Виктор вышел на улицу, а Татьяна Николаевна стала подметать полы. Неожиданно в его комнате она наткнулась на женскую заколку. Нахмурив брови, внимательно оглядела комнату, затем просмотрела его постель, но ничего больше не нашла…
Когда Виктор вернулся с улицы, полы блестели солнечными бликами и были еще мокрыми. Быстро разостлав дорожки, он сказал:
— Странно, мама, когда ты в доме, то в квартире какой — то особенный порядок.
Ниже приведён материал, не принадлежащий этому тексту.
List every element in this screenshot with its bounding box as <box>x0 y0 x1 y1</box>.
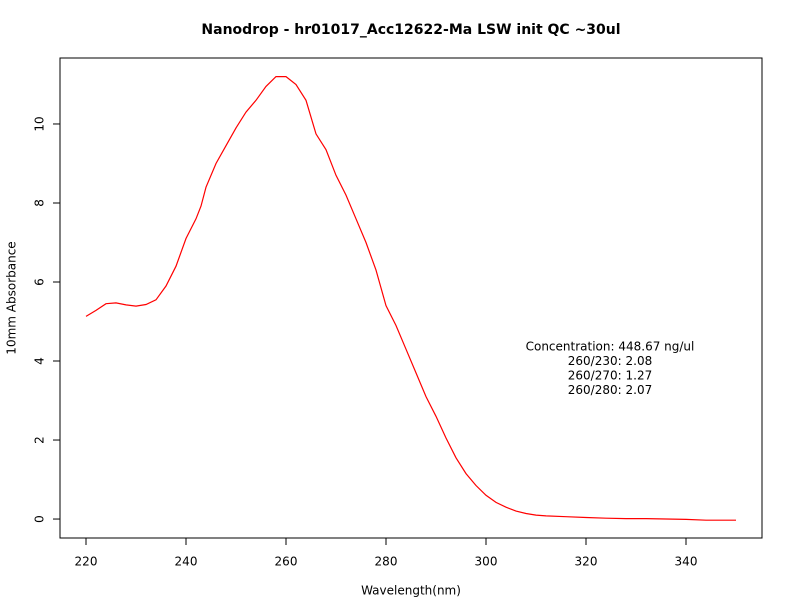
y-axis-label: 10mm Absorbance <box>5 241 19 354</box>
annotation: 260/270: 1.27 <box>568 369 652 383</box>
x-tick-label: 240 <box>175 555 198 569</box>
line <box>85 75 736 521</box>
annotation: Concentration: 448.67 ng/ul <box>526 340 695 354</box>
y-tick-label: 2 <box>33 436 47 444</box>
x-tick-label: 260 <box>275 555 298 569</box>
y-tick-label: 8 <box>33 199 47 207</box>
x-tick-label: 340 <box>675 555 698 569</box>
x-tick-label: 280 <box>375 555 398 569</box>
x-tick-label: 300 <box>475 555 498 569</box>
annotation: 260/280: 2.07 <box>568 383 652 397</box>
y-tick-label: 0 <box>33 515 47 523</box>
y-tick-label: 6 <box>33 278 47 286</box>
plot-box <box>59 57 763 539</box>
y-tick-label: 4 <box>33 357 47 365</box>
x-tick-label: 320 <box>575 555 598 569</box>
annotation: 260/230: 2.08 <box>568 354 652 368</box>
x-axis-label: Wavelength(nm) <box>361 584 461 598</box>
chart-title: Nanodrop - hr01017_Acc12622-Ma LSW init … <box>201 22 620 38</box>
x-tick-label: 220 <box>75 555 98 569</box>
y-tick-label: 10 <box>33 116 47 131</box>
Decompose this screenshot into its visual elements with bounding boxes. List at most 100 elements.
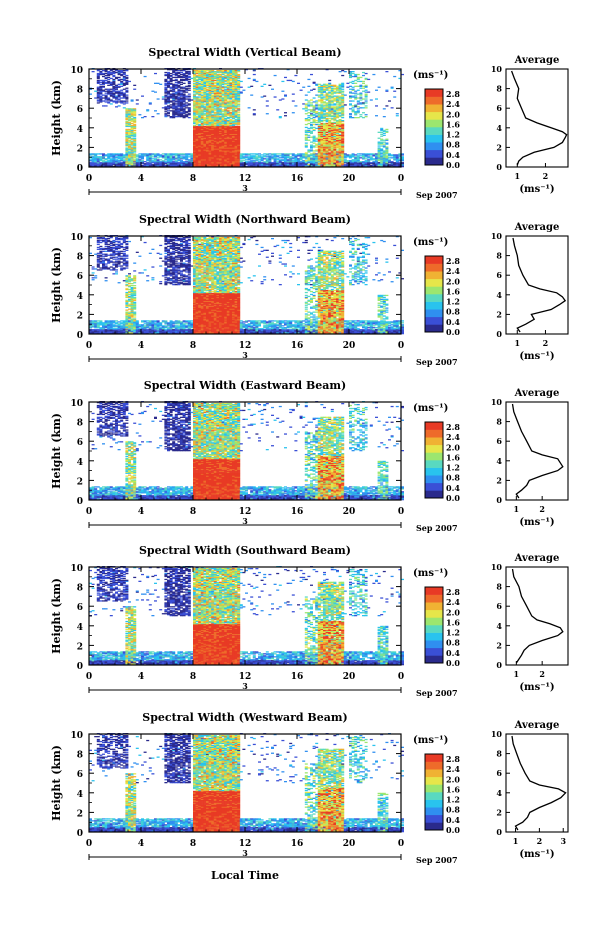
heatmap-cell — [226, 149, 230, 151]
heatmap-cell — [195, 153, 199, 155]
heatmap-cell — [323, 91, 326, 93]
heatmap-cell — [325, 120, 329, 123]
heatmap-cell — [245, 153, 248, 155]
heatmap-cell — [281, 90, 285, 92]
heatmap-cell — [307, 156, 311, 158]
heatmap-cell — [211, 158, 215, 160]
heatmap-cell — [377, 149, 381, 151]
heatmap-cell — [167, 82, 170, 84]
heatmap-cell — [320, 144, 324, 146]
heatmap-cell — [130, 152, 134, 154]
heatmap-cell — [328, 124, 332, 127]
heatmap-cell — [185, 114, 189, 116]
heatmap-cell — [265, 153, 269, 155]
heatmap-cell — [208, 131, 212, 133]
heatmap-cell — [125, 81, 129, 83]
heatmap-cell — [320, 151, 324, 153]
heatmap-cell — [273, 96, 277, 98]
heatmap-cell — [310, 114, 313, 116]
heatmap-cell — [154, 154, 157, 156]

Вроде и я стараюсь его поддерживать, но у тебя он какой-то особенный…
— На то я и женщина, — улыбнулась Татьяна Николаевна. — Вот женишься… — проговорила она и посмотрела на него. Виктор опустил глаза и неожиданно покраснел. — …Приведешь ее в дом, и тоже будет особенный порядок, — будто ничего не заметив, договорила Татьяна Николаевна.
— Ну, когда еще это будет, — неуверенно протянул Виктор, хотел улыбнуться, но не получилось. — Пойду заниматься.
— Да, совсем забыла, тебе какой-то… «дикий» или как — то еще… звонил, сказал, что еще позвонит. Кто это?
— Да так… знакомый один, — не сразу нашелся Виктор и пошел к себе в комнату.
Татьяна Николаевна пожала недоуменно плечами: «Чего он так смутился? Что за «дикий»?
Едва Виктор вошел к себе в комнату, как раздался телефонный звонок, и Виктор моментально схватил трубку.
— Да, это я… Мама вернулась… Нет, зубрю помаленьку… Неплохо: две четверки, остальные — «пятаки»… Где научился? В школе! Два еще осталось… Хорошо, после экзамена можно, звони!
…Дикой вышел из автомата, сел в машину и отправился на улицу Горького к Центральному телеграфу.
Войдя в огромный зал, заполненный озабоченными и снующими людьми, он дождался, когда у интересующего его окошечка никого не было, и быстро подошел.
— Девушка-красавица, взгляни, может, есть что-нибудь? — явно заигрывая, произнес Дикой.